Investing in apprentices ensures that individuals have access to a wide variety of roles and functions within an organisation, which means that participants have genuine experience of work as they develop increased levels of responsibility. This potentially makes them more ready to manage than an individual emerging from university with huge debts and no real work experience behind them.

Apprenticeship schemes & benefits

The research also uncovered the top three attributes apprentices are most likely to demonstrate. These are: self-confidence (91%) receptiveness to training (88%) and a good attendance record (80%). So, it's not surprising to learn that most employers believe that apprenticeships have a positive impact on young people’s attitudes to work.

The survey provides evidence that running apprenticeship schemes improves organisations’ retention rates as 71% of managers suggested that apprentices demonstrate high levels of loyalty. This could be because the individuals have been supported through two to three years of development, so the individual is more likely to remain with their employer because of the help and guidance they have received throughout their apprenticeship.

Management & leadership: National Skills Academy?

For too long apprenticeships have been described as the ‘poor cousin’ in terms of career routes, but clearly the tide is changing as more employers begin to support the need for alternative development routes. For example 81% of managers questioned argued that there is a need for more progression routes to senior management roles other than the graduate path.

However, just under half (49%) of employers suggest that the lack of funding for those under 25 is a barrier to further uptake of apprenticeships. This is why CMI is looking to see if core skills for management can be better integrated across some of those technical apprenticeship routes in the future. One of the routes that CMI wants to utilise is a National Skills Academy for management and leadership.

CMI are particularly seeking to influence young people in management techniques. Yes, there are already established programmes for those currently in the workplace, but what about those not even in employment yet? Young people do not currently have access to core management and leadership skills early enough. This is why CMI is developing a model for 14-25 year olds, which will integrate the qualifications and training system all the way from GCSE to the 14-19 diploma, apprenticeships and graduate routes. So individuals would be able to progress all the way through from the age of 14 to 25, identifying relevant management units along the way, meaning that they would be extremely well prepared for taking on a managerial role in the future.

2010 - year of the apprentice?

It's clear that most people understand the economics and realise that now is a good time for companies to be investing in apprentices. Those employers already committed to the apprenticeship scheme are seeing the payback with improved productivity and higher levels of satisfaction amongst customers.

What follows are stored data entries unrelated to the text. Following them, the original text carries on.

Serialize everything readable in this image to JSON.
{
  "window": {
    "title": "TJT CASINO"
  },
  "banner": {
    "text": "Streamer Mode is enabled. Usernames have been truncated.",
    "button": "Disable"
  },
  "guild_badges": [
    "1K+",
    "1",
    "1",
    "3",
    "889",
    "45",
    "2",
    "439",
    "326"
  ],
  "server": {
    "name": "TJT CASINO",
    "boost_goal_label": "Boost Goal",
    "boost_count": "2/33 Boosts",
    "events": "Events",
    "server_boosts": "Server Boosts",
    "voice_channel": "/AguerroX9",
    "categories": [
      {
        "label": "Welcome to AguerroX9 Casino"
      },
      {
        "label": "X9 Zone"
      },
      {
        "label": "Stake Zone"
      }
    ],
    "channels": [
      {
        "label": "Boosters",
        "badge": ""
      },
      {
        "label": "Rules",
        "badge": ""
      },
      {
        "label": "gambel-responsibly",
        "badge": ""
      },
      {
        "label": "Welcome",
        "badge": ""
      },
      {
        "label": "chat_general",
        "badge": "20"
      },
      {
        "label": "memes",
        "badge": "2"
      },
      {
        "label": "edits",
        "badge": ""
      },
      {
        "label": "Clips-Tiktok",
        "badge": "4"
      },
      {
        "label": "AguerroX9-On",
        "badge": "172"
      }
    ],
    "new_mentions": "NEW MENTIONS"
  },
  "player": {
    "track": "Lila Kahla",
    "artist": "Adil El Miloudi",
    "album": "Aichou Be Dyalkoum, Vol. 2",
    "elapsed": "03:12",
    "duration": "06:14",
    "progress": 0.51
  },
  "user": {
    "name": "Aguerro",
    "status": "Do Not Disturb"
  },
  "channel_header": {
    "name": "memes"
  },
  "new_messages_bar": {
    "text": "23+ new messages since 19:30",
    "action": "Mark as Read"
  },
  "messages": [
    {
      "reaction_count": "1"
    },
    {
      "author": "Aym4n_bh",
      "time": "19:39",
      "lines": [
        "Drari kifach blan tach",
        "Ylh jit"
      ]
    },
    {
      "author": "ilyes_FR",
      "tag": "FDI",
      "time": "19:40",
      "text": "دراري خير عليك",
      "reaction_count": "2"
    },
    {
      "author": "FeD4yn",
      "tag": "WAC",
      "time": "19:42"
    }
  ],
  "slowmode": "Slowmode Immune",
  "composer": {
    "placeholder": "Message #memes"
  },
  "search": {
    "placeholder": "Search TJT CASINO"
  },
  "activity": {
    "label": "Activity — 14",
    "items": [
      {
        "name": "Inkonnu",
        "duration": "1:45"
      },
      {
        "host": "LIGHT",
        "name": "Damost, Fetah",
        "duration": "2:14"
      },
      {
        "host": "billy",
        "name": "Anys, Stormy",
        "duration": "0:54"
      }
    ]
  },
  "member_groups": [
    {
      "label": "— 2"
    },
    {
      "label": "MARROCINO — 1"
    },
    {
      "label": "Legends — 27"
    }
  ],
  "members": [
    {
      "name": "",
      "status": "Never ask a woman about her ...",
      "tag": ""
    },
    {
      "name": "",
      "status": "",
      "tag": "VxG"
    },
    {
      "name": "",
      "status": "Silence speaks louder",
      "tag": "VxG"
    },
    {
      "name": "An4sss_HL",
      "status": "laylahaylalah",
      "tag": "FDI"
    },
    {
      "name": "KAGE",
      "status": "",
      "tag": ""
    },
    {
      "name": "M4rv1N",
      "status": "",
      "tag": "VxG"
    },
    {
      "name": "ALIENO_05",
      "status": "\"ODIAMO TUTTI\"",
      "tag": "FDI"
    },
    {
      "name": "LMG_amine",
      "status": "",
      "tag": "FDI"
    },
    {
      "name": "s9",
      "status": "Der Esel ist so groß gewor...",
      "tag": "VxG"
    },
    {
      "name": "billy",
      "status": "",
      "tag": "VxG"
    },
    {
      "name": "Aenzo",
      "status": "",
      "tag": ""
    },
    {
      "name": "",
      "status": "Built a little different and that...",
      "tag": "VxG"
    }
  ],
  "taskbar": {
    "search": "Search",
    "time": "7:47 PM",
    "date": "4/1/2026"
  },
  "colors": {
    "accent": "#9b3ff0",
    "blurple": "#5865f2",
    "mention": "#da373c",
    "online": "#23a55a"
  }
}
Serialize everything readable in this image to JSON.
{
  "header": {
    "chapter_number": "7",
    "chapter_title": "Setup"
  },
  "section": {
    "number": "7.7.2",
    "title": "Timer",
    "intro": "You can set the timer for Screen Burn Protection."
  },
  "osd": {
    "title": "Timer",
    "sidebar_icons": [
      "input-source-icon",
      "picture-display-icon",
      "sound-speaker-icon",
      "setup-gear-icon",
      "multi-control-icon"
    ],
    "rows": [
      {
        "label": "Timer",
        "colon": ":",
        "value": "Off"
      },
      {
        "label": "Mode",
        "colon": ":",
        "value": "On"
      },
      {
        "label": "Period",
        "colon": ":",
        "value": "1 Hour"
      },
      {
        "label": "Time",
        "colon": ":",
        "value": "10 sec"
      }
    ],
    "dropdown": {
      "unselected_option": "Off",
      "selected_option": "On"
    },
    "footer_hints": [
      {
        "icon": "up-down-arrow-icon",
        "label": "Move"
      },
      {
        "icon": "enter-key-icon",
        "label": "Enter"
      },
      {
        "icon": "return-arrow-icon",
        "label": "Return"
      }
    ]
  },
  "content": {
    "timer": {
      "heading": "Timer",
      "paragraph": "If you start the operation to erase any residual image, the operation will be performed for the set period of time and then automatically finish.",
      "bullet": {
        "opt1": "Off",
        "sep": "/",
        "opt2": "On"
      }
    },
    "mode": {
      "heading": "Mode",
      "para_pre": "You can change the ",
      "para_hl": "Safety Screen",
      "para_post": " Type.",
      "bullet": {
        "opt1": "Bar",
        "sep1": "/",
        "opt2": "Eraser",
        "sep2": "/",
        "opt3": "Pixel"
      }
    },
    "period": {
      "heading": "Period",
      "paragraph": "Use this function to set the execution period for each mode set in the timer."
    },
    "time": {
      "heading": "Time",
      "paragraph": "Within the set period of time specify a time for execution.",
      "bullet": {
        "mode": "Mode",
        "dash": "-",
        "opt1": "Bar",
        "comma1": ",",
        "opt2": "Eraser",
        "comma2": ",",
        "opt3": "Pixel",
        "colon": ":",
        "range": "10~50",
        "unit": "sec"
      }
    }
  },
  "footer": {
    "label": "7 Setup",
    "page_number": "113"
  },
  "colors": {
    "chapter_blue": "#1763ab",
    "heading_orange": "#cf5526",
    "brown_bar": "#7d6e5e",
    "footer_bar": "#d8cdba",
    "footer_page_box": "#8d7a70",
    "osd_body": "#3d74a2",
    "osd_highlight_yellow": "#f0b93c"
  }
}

The advantage of management apprenticeships is that they provide individuals with the opportunity to earn while they learn and this can be a financial incentive to counter the debt-saddled experience of graduates emerging from university. Ultimately by investing in this way, employers are growing their own talent pool and ensuring employees have access to learning opportunities at work to enable them to have the right skills to ensure business success as the UK emerges from recession and attempts to meet the upcoming Challenges.